The Republican takeover of Congress is expected to derail Rep. Kennedy's effort.

While the lawmaker's moves terrified some credit unions, Mr. D'Amours claimed he was never fazed.

"I think Kennedy was lone-wolfing it," Mr. D'Amours said. "I don't think he ever had much support, even on" the subcommittee for consumer credit and insurance, which Rep. Kennedy chairs.

The inaugural year of Mr. D'Amours term also hosted the first credit union charter conversion application.

NCUA has placed that institution, and another in the process of applying for a mutual savings bank charter, under regulatory scrutiny.

Mr. D'Amours excoriated the Office of Thrift Supervision for casing restrictions on credit union conversions to thrifts.

"I don't really know if it is proper for an agency, which the administration and others plan to merge out of existence, to be seeking to expand its turf," he said in September.

"The last time I checked many thrifts, especially the state charters, were trying to escape OTS because it was a very expensive and cumbersome agency."

Another priority for Mr. D'Amours has been urging credit unions to focus on their original mission of lending to people of small means, as outlined in the Federal Credit Union Act of 1934. Mr. D'Amours has pushed credit unions to take more lending risks and has told examiners to back off on strict enforcement of capital and delinquency ratios.

He has blasted some in the industry for emphasizing investments rather than loans with the refrain, "We're credit unions, not investment unions." Mr. D'Amours also has told officials that low loan-to-asset ratios might be questioned during examinations.

"A question I get from Congress is are credit unions fulfilling their mission of lending to people of small means," he said. "If Congress senses they're not, they'll lose congressional support.

If Congress begins to think that credit unions aren't unique institutions, they'll lose their benefits."

Also next year the regulator plans to tinker with the Camel rating system to make it more flexible and encourage lending, Mr. D'Amours said. Camel grades credit unions according to capital, assets, management, earnings and liquidity.

The changing of the guard has been felt throughout the agency.

Following the Clinton administration's directive of streamlining government, The NCUA's 1995 budget of $92.7 million represents the smallest increase -- 0.8% -- in 10 years. It also cuts the agency's roster to 944 employees, down from 978.

The relatively lean budget allowed the agency to cut the operating fee charged to credit unions. The 1995 assessment rate was reduced 7.3%.

More cuts are coming.

"I don't have any numerical targets," Mr. D'Amours said. "The only target is to make sure we match our resources to our needs."

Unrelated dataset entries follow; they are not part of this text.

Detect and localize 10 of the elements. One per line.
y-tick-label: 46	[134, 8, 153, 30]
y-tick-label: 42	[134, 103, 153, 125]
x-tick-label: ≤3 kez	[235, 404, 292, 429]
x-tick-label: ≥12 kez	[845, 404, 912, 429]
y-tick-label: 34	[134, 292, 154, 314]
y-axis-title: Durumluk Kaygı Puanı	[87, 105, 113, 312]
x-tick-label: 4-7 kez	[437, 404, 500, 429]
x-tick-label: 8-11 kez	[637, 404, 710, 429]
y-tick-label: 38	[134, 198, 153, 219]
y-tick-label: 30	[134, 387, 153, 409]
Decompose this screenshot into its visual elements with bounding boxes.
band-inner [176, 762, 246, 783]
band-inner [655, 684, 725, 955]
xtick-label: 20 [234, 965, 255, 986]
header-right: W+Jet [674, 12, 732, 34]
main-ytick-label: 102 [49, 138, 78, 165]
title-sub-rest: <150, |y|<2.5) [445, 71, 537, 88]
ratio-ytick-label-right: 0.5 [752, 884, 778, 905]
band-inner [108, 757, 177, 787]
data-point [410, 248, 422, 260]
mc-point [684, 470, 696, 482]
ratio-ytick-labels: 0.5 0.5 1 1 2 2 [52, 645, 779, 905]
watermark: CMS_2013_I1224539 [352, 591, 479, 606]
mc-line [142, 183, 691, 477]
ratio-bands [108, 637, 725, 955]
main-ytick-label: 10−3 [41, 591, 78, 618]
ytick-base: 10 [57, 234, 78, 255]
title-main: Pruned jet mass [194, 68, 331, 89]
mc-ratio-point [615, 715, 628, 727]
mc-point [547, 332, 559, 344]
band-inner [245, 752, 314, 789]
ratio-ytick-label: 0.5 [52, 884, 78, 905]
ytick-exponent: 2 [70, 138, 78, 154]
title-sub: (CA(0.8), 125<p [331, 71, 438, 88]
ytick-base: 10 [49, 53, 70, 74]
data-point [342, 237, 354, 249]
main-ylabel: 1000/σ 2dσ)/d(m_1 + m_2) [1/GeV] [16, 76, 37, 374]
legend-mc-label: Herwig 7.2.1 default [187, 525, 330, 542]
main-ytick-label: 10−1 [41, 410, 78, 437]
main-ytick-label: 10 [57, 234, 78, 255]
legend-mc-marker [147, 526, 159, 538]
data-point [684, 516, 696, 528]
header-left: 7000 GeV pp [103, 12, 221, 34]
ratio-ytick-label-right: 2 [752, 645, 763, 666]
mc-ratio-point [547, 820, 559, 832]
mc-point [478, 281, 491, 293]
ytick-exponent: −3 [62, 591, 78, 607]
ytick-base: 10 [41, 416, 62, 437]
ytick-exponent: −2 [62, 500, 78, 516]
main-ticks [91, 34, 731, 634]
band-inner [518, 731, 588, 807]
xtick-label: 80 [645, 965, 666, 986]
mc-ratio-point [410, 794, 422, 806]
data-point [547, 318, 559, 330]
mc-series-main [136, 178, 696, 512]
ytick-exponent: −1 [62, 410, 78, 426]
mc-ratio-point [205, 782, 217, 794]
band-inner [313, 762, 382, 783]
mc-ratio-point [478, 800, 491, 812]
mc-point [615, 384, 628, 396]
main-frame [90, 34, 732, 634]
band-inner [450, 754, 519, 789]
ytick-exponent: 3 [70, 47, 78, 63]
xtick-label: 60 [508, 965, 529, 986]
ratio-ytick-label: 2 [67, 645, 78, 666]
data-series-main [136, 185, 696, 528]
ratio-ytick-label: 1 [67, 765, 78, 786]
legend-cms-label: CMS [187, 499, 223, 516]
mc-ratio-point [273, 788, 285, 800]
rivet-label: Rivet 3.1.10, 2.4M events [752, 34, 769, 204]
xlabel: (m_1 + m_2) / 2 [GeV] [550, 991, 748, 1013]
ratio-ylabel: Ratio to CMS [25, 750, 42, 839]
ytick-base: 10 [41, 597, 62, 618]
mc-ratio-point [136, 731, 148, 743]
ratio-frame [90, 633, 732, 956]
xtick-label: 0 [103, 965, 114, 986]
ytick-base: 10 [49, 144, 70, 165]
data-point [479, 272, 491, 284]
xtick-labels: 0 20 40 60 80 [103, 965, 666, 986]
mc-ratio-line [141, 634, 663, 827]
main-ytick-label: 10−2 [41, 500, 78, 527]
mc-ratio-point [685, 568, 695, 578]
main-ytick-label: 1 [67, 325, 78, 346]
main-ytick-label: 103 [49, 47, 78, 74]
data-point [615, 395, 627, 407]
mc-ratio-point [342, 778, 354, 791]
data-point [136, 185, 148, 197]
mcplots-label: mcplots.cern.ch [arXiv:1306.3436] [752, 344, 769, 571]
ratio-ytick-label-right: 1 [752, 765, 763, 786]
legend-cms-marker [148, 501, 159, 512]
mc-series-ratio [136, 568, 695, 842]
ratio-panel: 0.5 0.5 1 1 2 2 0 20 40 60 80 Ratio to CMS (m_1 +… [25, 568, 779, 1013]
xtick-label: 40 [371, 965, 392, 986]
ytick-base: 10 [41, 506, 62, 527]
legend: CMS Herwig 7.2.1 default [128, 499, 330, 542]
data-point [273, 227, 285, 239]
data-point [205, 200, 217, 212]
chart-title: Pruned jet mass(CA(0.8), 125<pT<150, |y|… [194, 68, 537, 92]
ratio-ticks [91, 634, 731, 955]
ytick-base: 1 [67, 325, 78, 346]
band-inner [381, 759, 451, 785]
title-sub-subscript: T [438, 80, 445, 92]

Mr. D'Amours also has reshuffled some of the agency's key personnel.

The biggest shakeup was the demotion in August of Director of Examination and Insurance D. Michael Riley to a regional director post. Mr. Riley quit a few weeks later.

Mr. Riley's departure represents a dramatic break with the past. Under previous NCUA Chairman Roger Jepsen, Mr. Riley was "god" at the agency, industry sources said.

Karl Hoyle, the agency's executive director, has replaced Mr. Riley as the staff member with the chairman's ear.

Also, sources say Mr. D'Amours style is more frenetic than the laid-back Mr. Jepsen.

"He's got a different style than we're used to," Mr. Robinson said. "He moves quicker and he takes dramatic steps."

No more major staff shakeups are planned, Mr. D'Amours said.

Whatever happens next year, Mr. D'Amours' operating principles will remain the same.

"I'm interested in maintaining the safety and soundness of the credit union system and the long-range viability of that system," he said.